When I graduated from ASU in 1978 with a B.S. in Agriculture Industry, the economy was terrible, similar to today, but fortunately I had no student loans to pay off. I paid my way through ASU and had a sweetheart deal on rent when I lived at home which, most of the time, was all I could afford. I worked summers on fire crews for the U.S. Forest Service in Globe, AZ (Tonto National Forest), Big Springs, AZ (North Kaibab), Tusayan, AZ (South Kaibab) and Kingman, AZ (Bureau of Land Management). Those summer jobs and living cheap paid my tuition and expenses.
But, nevertheless, my friends and I struggled. We entered the workforce and found two back to back recessions. Most of us didn’t get economically established until we were in our late 20s.

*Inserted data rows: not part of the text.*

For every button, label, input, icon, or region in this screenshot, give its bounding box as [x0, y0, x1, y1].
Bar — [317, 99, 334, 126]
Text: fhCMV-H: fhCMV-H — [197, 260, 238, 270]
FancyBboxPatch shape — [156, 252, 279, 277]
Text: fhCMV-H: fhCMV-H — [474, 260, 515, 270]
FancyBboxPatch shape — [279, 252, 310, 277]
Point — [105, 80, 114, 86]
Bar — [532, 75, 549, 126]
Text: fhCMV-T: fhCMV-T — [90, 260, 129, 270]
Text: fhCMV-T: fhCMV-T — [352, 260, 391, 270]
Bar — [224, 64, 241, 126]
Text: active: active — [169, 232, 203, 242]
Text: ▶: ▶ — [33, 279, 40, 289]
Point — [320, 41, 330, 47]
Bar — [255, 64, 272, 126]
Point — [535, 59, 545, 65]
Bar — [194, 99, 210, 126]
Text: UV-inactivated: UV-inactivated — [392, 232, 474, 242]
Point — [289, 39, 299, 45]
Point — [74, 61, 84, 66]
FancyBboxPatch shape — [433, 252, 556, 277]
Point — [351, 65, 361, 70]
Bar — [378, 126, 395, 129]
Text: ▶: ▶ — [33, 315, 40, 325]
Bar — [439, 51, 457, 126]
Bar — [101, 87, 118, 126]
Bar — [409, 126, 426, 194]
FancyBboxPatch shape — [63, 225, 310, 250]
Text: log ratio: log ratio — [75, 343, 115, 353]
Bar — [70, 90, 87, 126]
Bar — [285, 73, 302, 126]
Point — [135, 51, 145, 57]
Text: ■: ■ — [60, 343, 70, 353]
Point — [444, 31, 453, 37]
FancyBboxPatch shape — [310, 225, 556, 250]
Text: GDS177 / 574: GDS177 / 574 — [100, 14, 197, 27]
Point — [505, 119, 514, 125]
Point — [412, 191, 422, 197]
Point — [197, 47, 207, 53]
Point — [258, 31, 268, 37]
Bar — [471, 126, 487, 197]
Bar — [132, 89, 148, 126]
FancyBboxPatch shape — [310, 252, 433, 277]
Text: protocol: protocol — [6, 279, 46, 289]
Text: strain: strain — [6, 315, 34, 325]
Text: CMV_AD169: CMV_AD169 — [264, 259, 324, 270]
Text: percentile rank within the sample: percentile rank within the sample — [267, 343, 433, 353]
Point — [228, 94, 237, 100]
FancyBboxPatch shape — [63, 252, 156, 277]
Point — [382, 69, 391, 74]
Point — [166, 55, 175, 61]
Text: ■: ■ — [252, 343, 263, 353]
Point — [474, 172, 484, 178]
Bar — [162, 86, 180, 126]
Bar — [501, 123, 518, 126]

It’s worse in a lot of ways for the kids graduating today. Fortunately, my son who just graduated from ASU has no student loans because he had a great scholarship, a mom who worked at ASU (75% tuition reduction) and parents who filled the gaps.
It’s tough out there economically but it’s gotta be a lot tougher for those kids with huge student loans.
ADDED: A related article just came out, “Higher education’s bubble is about to burst.”
ADDED: A related article about student debt generated by for-profit institutions, “Subprime goes to college.”
“As of 2009, the industry had almost 10% of enrolled students but claimed nearly 25% of the $89 billion of federal Title IV student loans and grant disbursements.”